Баламут допил вино, налил снова до краев — и себе, и Гильему.
— Разбередил я их. Сбежим, говорю, вот придут нас отсюда тянуть, решетку откинут — тут хватай сторожей за пики, тащи вниз, сами вылезай и громи-круши! Кто не сдохнет, беги в лес, он не выдаст! А и сдохнет — невелика потеря, все одно на виселице болтаться! А они мне — сам-то на пики полезешь? И не успел я им ответить, как там, наверху, затопали, зареготали… и решетку откинули.
Сокол снова прикоснулся крылом к щеке хозяина.
— Что там было — один дьявол разберет. Только я за первую же пику схватился и так дернул, что аж двоих в яму уронил. Да и приколол. Не зря мэтр Арно старался… пригодилось. Не ожидали от нас такой прыти. Повылезли мы из ямы — а к нам уж и бегут отовсюду… Да только голодный волк злее цепного пса. Пару домов подпалили, пару мечей в брюхо приняли… да стрелы в спины. А только дюжиной в лес ушли. На мне — веришь ли?! — ни единой царапины, хоть и лез на рожон пуще всех. Эти говорят — заговоренный, мол… В старое убежище нельзя было, так Эсташ Лесной нас в такую чащобу завел — была там у его папаши домушка. Эта вот. Отсиделись мы. Раны зализали. Они мне — будь хозяином!
Баламут снова отхлебнул из стакана. Помолчал, усмехнулся.
— А мне? К Блакацу возвращаться? Благодарствую… На север податься? Уж больно холодно там… и народишко скучный. Так и остался. Допивай, еще налью. Что, не баловал тебя Пегильян?
— Благодарствую. Грех жаловаться.
— А-а-а… Сколько ты у него в жогларах проходил?
— Два года.
— И впрямь недолго. Так что за напасть с тобой приключилась?
Выслушав рассказ Гильема, Баламут только руками развел.
— Вот что, парень. Оставайся пока здесь — скоро зима, хорош ты будешь на большой дороге без заработка. Холода пересидишь, а потом ступай в какой-нибудь монастырь, скука там смертная — но хоть с голоду не помрешь, пригодишься и в хоре, и в скриптории.
— Не хочу. С души воротит. Лучше с голоду на воле подохнуть, чем псалмы до смертного часа тянуть.
— Вон как… — Баламут ухмыльнулся, — Похоже, тебе со дня нашей первой встречи так и не удалось хоть раз по-настоящему проголодаться.
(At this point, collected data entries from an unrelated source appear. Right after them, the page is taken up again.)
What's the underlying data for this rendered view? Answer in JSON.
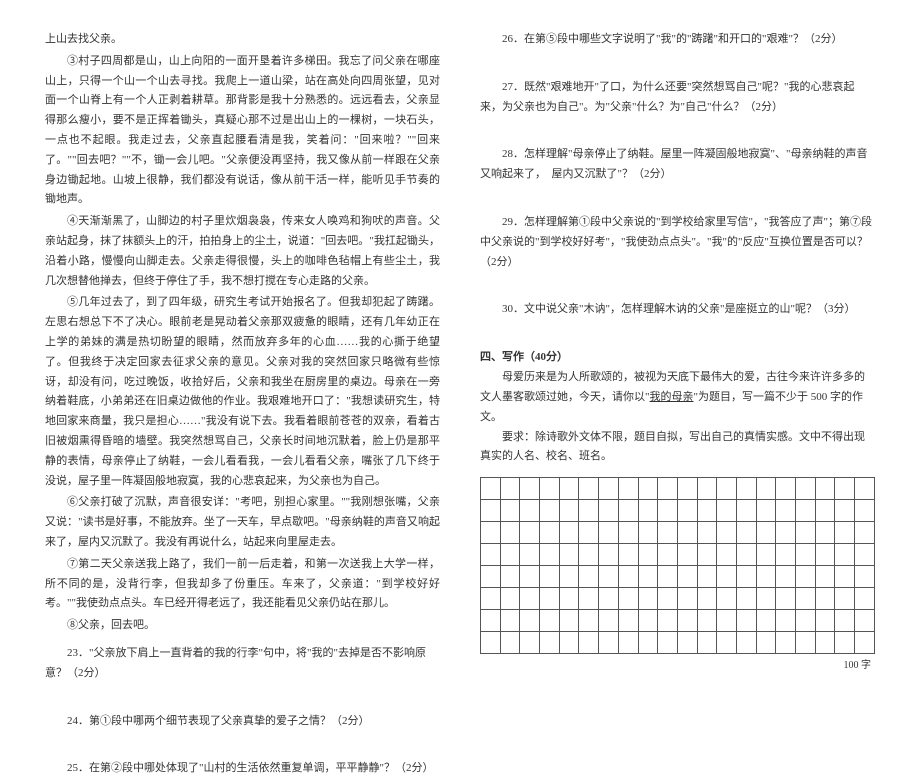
{
  "left": {
    "title_line": "上山去找父亲。",
    "p3": "③村子四周都是山，山上向阳的一面开垦着许多梯田。我忘了问父亲在哪座山上，只得一个山一个山去寻找。我爬上一道山梁，站在高处向四周张望，见对面一个山脊上有一个人正剥着耕草。那背影是我十分熟悉的。远远看去，父亲显得那么瘦小，要不是正挥着锄头，真疑心那不过是出山上的一棵树，一块石头，一点也不起眼。我走过去，父亲直起腰看清是我，笑着问：\"回来啦？\"\"回来了。\"\"回去吧？\"\"不，锄一会儿吧。\"父亲便没再坚持，我又像从前一样跟在父亲身边锄起地。山坡上很静，我们都没有说话，像从前干活一样，能听见手节奏的锄地声。",
    "p4": "④天渐渐黑了，山脚边的村子里炊烟袅袅，传来女人唤鸡和狗吠的声音。父亲站起身，抹了抹额头上的汗，拍拍身上的尘土，说道：\"回去吧。\"我扛起锄头，沿着小路，慢慢向山脚走去。父亲走得很慢，头上的咖啡色毡帽上有些尘土，我几次想替他掸去，但终于停住了手，我不想打搅在专心走路的父亲。",
    "p5": "⑤几年过去了，到了四年级，研究生考试开始报名了。但我却犯起了踌躇。左思右想总下不了决心。眼前老是晃动着父亲那双疲惫的眼睛，还有几年幼正在上学的弟妹的满是热切盼望的眼睛，然而放弃多年的心血……我的心撕于绝望了。但我终于决定回家去征求父亲的意见。父亲对我的突然回家只略微有些惊讶，却没有问，吃过晚饭，收拾好后，父亲和我坐在厨房里的桌边。母亲在一旁纳着鞋底，小弟弟还在旧桌边做他的作业。我艰难地开口了：\"我想读研究生，特地回家来商量，我只是担心……\"我没有说下去。我看着眼前苍苍的双亲，看着古旧被烟熏得昏暗的墙壁。我突然想骂自己，父亲长时间地沉默着，脸上仍是那平静的表情，母亲停止了纳鞋，一会儿看看我，一会儿看看父亲，嘴张了几下终于没说，屋子里一阵凝固般地寂寞，我的心悲哀起来，为父亲也为自己。",
    "p6": "⑥父亲打破了沉默，声音很安详：\"考吧，别担心家里。\"\"我刚想张嘴，父亲又说：\"读书是好事，不能放弃。坐了一天车，早点歇吧。\"母亲纳鞋的声音又响起来了，屋内又沉默了。我没有再说什么，站起来向里屋走去。",
    "p7": "⑦第二天父亲送我上路了，我们一前一后走着，和第一次送我上大学一样，所不同的是，没背行李，但我却多了份重压。车来了，父亲道：\"到学校好好考。\"\"我使劲点点头。车已经开得老远了，我还能看见父亲仍站在那儿。",
    "p8": "⑧父亲，回去吧。",
    "q23": "23．\"父亲放下肩上一直背着的我的行李\"句中，将\"我的\"去掉是否不影响原意？（2分）",
    "q24": "24．第①段中哪两个细节表现了父亲真挚的爱子之情？（2分）",
    "q25": "25．在第②段中哪处体现了\"山村的生活依然重复单调，平平静静\"？（2分）"
  },
  "right": {
    "q26": "26．在第⑤段中哪些文字说明了\"我\"的\"踌躇\"和开口的\"艰难\"？（2分）",
    "q27": "27．既然\"艰难地开\"了口，为什么还要\"突然想骂自己\"呢？\"我的心悲哀起来，为父亲也为自己\"。为\"父亲\"什么？为\"自己\"什么？（2分）",
    "q28": "28．怎样理解\"母亲停止了纳鞋。屋里一阵凝固般地寂寞\"、\"母亲纳鞋的声音又响起来了，　屋内又沉默了\"？（2分）",
    "q29": "29．怎样理解第①段中父亲说的\"到学校给家里写信\"，\"我答应了声\"；第⑦段中父亲说的\"到学校好好考\"，\"我使劲点点头\"。\"我\"的\"反应\"互换位置是否可以？　（2分）",
    "q30": "30．文中说父亲\"木讷\"，怎样理解木讷的父亲\"是座挺立的山\"呢？（3分）",
    "section": "四、写作（40分）",
    "essay_p1": "母爱历来是为人所歌颂的，被视为天底下最伟大的爱，古往今来许许多多的文人墨客歌颂过她，今天，请你以\"",
    "essay_topic": "我的母亲",
    "essay_p1b": "\"为题目，写一篇不少于 500 字的作文。",
    "essay_p2": "要求：除诗歌外文体不限，题目自拟，写出自己的真情实感。文中不得出现真实的人名、校名、班名。",
    "grid_label": "100 字"
  }
}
Что, небось все за свою госпожу мечту держишься? Да на что ты теперь годен, олух? Ладно, молчи… каждый сам свою смерть выбирает. А зиму у нас пересидишь. Может, одумаешься.
Так вот и получилось, что Гильем Кабрера, едва успев начать свое первое странствие, стал трубадуром у разбойников и служил им не за страх, а за совесть. Его искусство пригодилось и здесь, ибо лихие людишки с удовольствием слушали даже кансоны, казавшиеся самому поэту глупыми и неуместными. Он привык к их похлебкам, в которых всегда было много мяса (Эсташ был превосходным охотником), научился пить неразбавленное вино и не краснеть от подзаборной ругани. Освоился в лесу — том, что простирался на три десятка шагов вокруг разбойничьей хижины, а дальше не заходил, боясь заблудиться. И впервые за жизнь, проведенную или в городе, или в замке, Гильем постиг невнятный и грозный прежде голос природы; ему стали милы лесные шорохи и посвист ветра в голых ветках, собирая хворост, он прислушивался к шелесту палых листьев… и самому себе трубадур казался таким же палым листом, улегшимся отдохнуть на стылую землю. Сны его в эти дни были спокойны; тот, кто плел их, не мешал умиротворению, охватившему трубадура, не тревожил тихий воздух вокруг его изголовья.